- Homecare service
Bkind Care Ltd
Report from 12 November 2024 assessment
Contents
On this page
- Overview
- Person-centred Care
- Care provision, Integration and continuity
- Providing Information
- Listening to and involving people
- Equity in access
- Equity in experiences and outcomes
- Planning for the future
Responsive
Responsive – this means we looked for evidence that the service met people's needs. At the last assessment this was rated good. This key question has been rated requires improvement. This meant people's needs were not always met.
People were not always consulted on how they would like to receive their care, systems and processes at the service were no always followed and care plans were not given to people.
This service scored 32 (out of 100) for this area. Find out what we look at when we assess this area and How we calculate these scores.
Person-centred Care
People did not always feel consulted about their care following the initial assessment meeting. People felt they had choice and control over their care and they largely received person centred care.
Staff knew people well and they told us they had access to the information they needed to provide the right care. One member of staff told us, “The care plans are good. I follow them and do what they say.” However, we found the care plan was basic and lacking in any person-centred information.
Care provision, Integration and continuity
People told us they had a positive experience returning from hospital to have support from the service. One person told us, “I was in hospital earlier this year. I asked for the same staff back. I am ok with them.”
The nominated individual worked across health provisions to ensure people received the care they needed. We observed the nominated individual liaising with hospitals, GPs and commissioners throughout our assessment.
We did not receive any feedback from partners.
The nominated individual had established good links with commissioners, pharmacies, GPs and the hospital to support people access health and social care. However, care recorded did not consistently evidence the input from health and social care professionals to manage known risks people experienced.
Providing Information
People told us they did not receive information on their care. One person told us, “The carers don’t call if they are late, even if they are very late. It would be helpful if this does happen.” People told us they did not have a copy of their care plan and they had not seen it.
Staff told us they kept people up to date of changes to their care and they work closely with leaders to share information and updates.
People’s care plans were not always kept up to date and they contained out of date information. For example, when someone had fallen, this was not updated to tell staff there had been a change. Therefore, there was no ongoing monitoring or management plan in place to minimise the risk of the same incident happening again.
Listening to and involving people
People did not always know who the leaders were and did not feel listened to. The feedback we had was mixed. One person told us, “I’ve not got a clue who the manager is.” Another person said “I don’t believe I know the manager.” Some people did know the leaders but were unclear that the nominated individual was not the registered manager and how to give feedback on their care.
Staff told us they spoke to people regularly and people were able to provide feedback on the care given. However, people and relative’s we spoke to told us they had not had an opportunity to share feedback on the care given.
People were not invited to give feedback on their experience of care. There was no record that there were phone calls to seek feedback from people. Visits to people to review their care and seek feedback were not consistently and robustly completed. While concerns and complaints were recorded, these were within the accidents and incidents record. Complaints and concerns were not followed up robustly. For example, one person complained about the time of their visit. It was noted they would be visited the following week to review this but there was no record of this taking place. It was also unclear from records if the time had been changed.

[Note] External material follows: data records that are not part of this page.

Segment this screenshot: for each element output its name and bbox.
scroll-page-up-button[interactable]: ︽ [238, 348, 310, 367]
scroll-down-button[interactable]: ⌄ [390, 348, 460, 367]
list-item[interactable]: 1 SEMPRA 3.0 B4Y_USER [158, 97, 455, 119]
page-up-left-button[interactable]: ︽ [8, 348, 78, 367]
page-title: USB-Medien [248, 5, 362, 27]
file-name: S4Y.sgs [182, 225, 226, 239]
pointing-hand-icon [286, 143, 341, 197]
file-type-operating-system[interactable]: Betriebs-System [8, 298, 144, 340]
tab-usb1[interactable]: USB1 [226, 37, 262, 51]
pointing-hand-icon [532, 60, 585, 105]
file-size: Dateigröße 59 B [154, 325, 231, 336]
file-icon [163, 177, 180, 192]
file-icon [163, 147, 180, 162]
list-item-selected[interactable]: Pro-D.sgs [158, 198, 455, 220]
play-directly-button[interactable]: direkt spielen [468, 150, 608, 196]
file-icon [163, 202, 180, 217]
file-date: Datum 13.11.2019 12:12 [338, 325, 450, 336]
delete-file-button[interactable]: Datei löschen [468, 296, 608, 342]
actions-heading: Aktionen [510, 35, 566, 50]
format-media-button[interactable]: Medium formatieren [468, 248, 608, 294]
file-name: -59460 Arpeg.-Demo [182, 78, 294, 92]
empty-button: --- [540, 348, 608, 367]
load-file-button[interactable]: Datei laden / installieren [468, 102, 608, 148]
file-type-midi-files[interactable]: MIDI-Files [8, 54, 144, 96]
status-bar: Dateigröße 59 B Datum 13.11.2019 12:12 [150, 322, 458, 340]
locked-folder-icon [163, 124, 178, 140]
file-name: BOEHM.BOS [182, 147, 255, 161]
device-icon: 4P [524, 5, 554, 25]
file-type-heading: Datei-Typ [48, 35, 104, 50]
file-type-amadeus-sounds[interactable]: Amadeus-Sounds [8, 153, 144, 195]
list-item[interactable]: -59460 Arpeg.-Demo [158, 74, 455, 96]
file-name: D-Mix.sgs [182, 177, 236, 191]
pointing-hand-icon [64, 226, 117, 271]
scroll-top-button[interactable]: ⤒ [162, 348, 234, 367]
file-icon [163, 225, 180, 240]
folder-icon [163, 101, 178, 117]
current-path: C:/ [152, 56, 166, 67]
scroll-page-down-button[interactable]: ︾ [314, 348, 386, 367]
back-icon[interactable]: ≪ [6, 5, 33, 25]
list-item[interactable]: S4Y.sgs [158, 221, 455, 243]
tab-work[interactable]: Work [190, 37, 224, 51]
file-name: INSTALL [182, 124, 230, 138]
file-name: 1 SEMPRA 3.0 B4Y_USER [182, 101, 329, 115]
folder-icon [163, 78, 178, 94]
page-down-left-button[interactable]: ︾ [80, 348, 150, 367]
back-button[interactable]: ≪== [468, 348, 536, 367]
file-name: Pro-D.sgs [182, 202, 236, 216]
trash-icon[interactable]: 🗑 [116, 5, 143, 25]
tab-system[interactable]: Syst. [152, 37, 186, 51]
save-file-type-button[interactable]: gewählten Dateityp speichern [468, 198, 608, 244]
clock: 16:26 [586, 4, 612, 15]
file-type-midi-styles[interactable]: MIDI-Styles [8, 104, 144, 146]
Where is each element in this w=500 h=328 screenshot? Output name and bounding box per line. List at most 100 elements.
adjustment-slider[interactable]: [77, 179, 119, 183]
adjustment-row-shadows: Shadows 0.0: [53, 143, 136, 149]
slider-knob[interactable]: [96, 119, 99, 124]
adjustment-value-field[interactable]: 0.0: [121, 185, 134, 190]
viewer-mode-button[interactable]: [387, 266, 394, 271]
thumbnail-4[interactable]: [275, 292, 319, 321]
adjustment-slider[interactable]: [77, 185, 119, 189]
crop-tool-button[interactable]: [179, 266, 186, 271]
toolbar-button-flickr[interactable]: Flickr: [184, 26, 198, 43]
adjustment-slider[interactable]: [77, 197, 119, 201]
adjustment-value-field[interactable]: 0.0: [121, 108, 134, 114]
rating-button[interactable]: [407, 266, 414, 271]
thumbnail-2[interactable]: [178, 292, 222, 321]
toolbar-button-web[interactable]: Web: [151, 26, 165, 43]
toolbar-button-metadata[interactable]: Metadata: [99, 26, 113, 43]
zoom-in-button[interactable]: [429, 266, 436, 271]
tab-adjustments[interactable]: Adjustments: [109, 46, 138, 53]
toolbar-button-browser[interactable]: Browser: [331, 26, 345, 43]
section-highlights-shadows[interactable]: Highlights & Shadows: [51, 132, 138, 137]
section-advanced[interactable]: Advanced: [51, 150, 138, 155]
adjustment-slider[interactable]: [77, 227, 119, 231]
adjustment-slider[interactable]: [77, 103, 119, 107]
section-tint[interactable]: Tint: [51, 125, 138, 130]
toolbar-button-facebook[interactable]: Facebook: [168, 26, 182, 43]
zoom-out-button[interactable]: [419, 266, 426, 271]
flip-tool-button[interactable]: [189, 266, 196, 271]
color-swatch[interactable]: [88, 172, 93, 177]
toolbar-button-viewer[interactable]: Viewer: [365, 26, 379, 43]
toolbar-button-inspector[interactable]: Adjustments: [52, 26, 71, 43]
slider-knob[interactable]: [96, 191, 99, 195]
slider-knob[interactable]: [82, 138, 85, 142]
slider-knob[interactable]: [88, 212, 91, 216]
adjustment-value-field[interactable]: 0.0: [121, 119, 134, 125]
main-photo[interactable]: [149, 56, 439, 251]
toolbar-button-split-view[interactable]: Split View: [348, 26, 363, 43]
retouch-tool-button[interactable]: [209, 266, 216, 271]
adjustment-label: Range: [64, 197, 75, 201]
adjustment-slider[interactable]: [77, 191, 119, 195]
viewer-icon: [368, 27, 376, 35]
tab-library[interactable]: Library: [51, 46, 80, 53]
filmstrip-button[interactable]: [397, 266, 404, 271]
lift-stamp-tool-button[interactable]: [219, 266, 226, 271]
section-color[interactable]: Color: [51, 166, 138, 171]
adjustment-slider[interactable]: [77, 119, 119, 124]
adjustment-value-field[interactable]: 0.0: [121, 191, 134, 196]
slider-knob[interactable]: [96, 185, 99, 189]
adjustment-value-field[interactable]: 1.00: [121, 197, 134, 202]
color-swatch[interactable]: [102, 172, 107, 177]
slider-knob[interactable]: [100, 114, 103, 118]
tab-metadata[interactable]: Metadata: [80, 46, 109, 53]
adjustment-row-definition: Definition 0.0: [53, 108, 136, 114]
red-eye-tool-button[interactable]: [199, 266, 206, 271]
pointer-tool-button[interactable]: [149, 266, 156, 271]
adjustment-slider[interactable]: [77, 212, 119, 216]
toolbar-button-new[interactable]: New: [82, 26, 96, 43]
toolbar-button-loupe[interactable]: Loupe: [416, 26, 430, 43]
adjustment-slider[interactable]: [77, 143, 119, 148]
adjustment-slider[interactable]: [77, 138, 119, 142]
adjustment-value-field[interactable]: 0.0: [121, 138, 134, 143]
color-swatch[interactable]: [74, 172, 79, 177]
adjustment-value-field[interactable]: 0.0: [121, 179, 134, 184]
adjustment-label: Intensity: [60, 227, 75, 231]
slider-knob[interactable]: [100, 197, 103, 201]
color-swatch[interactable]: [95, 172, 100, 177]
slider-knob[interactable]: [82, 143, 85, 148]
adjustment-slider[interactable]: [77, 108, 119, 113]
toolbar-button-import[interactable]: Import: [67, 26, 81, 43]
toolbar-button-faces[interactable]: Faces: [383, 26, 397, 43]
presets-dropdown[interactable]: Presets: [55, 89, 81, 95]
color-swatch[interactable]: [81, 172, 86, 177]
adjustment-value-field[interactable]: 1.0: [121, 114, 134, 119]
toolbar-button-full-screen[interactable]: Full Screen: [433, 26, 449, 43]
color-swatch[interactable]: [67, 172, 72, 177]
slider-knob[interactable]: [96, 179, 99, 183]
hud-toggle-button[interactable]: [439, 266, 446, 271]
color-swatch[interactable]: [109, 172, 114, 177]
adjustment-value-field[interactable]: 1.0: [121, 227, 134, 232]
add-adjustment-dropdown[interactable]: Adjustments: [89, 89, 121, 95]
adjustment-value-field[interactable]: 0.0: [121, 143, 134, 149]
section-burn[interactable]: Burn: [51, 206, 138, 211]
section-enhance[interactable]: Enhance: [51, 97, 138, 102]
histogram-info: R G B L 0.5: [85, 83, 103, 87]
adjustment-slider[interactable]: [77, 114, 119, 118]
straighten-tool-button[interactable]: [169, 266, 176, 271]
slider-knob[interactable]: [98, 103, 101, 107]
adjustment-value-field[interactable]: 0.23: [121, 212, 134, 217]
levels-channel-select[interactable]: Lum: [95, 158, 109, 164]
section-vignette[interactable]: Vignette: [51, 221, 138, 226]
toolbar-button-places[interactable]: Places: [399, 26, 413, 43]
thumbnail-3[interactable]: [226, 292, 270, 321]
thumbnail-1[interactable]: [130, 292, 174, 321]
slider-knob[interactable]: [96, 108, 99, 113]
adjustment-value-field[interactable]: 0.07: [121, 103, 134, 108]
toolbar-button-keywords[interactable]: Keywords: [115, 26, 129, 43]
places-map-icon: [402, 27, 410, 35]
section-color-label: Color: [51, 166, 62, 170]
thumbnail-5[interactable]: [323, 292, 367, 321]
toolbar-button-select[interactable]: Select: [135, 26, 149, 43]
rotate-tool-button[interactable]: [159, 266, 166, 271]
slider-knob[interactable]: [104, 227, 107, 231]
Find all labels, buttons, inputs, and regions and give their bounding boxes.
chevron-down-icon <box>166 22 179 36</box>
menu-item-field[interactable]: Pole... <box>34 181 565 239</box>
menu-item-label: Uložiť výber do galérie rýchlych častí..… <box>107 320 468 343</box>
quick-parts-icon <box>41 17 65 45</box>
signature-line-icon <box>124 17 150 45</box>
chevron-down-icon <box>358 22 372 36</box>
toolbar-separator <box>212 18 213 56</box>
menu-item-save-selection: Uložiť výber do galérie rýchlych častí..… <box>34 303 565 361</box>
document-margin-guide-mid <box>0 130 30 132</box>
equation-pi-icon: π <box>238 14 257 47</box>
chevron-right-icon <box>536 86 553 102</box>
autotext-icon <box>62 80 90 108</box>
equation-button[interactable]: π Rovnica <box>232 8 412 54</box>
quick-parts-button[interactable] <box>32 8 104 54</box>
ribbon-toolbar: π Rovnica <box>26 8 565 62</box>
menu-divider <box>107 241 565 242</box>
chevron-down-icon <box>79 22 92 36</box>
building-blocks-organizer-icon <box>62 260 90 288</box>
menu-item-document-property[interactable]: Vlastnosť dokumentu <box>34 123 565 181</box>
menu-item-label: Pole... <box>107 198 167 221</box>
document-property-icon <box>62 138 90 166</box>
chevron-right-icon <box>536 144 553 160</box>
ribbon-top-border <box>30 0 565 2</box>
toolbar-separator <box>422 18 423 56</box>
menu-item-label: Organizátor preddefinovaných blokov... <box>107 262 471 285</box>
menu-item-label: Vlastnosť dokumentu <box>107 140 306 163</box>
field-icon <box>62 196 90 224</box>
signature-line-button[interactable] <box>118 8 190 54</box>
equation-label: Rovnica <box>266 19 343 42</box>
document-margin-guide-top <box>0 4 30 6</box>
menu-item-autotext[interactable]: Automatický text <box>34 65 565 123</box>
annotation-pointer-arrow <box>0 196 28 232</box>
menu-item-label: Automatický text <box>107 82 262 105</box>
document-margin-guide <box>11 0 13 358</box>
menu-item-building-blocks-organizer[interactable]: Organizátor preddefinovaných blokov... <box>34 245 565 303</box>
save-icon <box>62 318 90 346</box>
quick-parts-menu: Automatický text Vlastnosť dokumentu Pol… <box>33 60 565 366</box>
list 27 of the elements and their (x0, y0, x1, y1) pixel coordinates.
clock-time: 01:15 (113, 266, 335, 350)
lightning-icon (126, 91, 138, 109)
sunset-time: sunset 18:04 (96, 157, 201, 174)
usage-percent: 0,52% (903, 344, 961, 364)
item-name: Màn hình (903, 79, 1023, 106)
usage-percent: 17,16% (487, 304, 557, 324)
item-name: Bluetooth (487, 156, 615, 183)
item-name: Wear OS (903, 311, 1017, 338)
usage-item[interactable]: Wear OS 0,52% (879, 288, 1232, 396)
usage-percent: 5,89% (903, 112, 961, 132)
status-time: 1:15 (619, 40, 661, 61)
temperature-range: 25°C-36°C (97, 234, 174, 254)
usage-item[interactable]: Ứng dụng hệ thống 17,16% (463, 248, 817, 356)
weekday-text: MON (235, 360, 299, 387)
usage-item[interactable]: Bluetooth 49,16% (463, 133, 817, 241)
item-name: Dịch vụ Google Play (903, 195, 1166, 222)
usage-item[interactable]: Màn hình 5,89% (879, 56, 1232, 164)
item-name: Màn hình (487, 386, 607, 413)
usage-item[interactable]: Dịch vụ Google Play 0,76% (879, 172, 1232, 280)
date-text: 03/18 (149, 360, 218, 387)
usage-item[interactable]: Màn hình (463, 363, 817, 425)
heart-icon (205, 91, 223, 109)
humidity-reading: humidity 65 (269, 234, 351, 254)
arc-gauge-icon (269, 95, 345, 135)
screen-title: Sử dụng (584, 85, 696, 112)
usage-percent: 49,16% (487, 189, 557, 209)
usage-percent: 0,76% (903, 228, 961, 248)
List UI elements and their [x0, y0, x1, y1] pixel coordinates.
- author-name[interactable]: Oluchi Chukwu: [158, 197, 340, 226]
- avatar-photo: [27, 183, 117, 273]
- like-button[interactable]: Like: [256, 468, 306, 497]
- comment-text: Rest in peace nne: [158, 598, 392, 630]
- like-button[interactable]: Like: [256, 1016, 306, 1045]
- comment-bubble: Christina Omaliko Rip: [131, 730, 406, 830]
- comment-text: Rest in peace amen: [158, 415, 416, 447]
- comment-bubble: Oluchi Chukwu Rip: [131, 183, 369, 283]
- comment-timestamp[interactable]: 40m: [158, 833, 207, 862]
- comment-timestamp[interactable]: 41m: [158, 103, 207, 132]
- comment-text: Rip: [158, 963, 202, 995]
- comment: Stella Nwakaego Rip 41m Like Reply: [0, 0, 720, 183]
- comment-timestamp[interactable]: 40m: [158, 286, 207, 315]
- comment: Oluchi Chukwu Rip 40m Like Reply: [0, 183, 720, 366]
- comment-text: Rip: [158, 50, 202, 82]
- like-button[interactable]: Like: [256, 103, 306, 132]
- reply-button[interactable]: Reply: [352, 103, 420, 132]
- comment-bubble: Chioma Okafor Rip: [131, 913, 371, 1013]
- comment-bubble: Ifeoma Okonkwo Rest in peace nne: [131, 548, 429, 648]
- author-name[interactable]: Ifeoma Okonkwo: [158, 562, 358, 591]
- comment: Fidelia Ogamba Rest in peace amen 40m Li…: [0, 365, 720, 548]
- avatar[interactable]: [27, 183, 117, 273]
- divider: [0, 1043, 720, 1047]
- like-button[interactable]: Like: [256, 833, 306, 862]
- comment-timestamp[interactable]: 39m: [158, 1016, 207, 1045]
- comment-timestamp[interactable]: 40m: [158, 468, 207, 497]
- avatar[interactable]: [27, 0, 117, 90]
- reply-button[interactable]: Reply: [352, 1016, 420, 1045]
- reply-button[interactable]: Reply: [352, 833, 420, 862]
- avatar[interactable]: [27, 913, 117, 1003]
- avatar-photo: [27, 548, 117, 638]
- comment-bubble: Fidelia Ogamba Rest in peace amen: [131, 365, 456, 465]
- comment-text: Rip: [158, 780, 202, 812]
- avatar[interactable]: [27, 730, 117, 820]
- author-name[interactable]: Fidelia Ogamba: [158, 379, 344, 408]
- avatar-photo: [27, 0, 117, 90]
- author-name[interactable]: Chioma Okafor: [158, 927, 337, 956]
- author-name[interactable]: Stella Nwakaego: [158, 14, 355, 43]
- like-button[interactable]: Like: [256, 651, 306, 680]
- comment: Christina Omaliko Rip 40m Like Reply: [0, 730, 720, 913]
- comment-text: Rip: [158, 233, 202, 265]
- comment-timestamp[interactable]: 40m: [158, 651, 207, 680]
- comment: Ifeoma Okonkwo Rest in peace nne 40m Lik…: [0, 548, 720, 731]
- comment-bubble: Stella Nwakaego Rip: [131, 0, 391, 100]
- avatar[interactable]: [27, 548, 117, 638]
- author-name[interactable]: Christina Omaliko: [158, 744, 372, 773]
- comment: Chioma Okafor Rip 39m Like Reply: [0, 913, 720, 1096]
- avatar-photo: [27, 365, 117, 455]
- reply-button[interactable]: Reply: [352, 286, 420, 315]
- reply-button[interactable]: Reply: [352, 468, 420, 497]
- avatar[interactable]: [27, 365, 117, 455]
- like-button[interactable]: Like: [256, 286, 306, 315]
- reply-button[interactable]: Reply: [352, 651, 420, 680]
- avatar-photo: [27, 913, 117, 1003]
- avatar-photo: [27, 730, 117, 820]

Following the inspection, the provider told us as well as sending feedback forms, they also intend to visit people to seek their views on their experience of care.
Equity in access
Most people and relatives told us they had access to all the services they needed.
The nominated individual told us they held regular virtual staff team meetings to ensure people received the right care and any concerns were acted upon.
We did not receive any feedback from partners.
Systems and processes were not robustly followed to ensure there was equity for people’s experiences. While the provider did have staff team meetings, these did not include updated on changes and improvements which needed to be made, action plans with dates by which improvements needed to made by and celebrate when improvement actions had been made. While the provider had care plans in place for people, these were not always accurate and kept up to date.
Equity in experiences and outcomes
Most people and relatives told us they had access to the services they needed.
The nominated individual told us they held regular virtual staff team meetings to ensure people received the right care and any concerns were acted upon.
Systems and processes were not robustly followed to ensure there was equity for people’s experiences. While the provider did have staff team meetings, these did not include updates on changes and improvements which needed to be made, action plans with dates by which improvements needed to made by and celebrate when improvement actions had been made. While the provider had care plans in place for people, these were not always accurate and kept up to date.
Planning for the future
People did not share any feedback in relation to their end of life experience of care. People’s care plans did not include information on end of life care.
Staff had received training on end of life care however with the absence of guidance from care plans, we could not be assured staff would know how to use their training.
We found no evidence of any end of life care discussions taking place or end of life care plans or documentation outlining the person's wishes if they suddenly became unwell. For example, who to contact or whether the person would want medical assistance.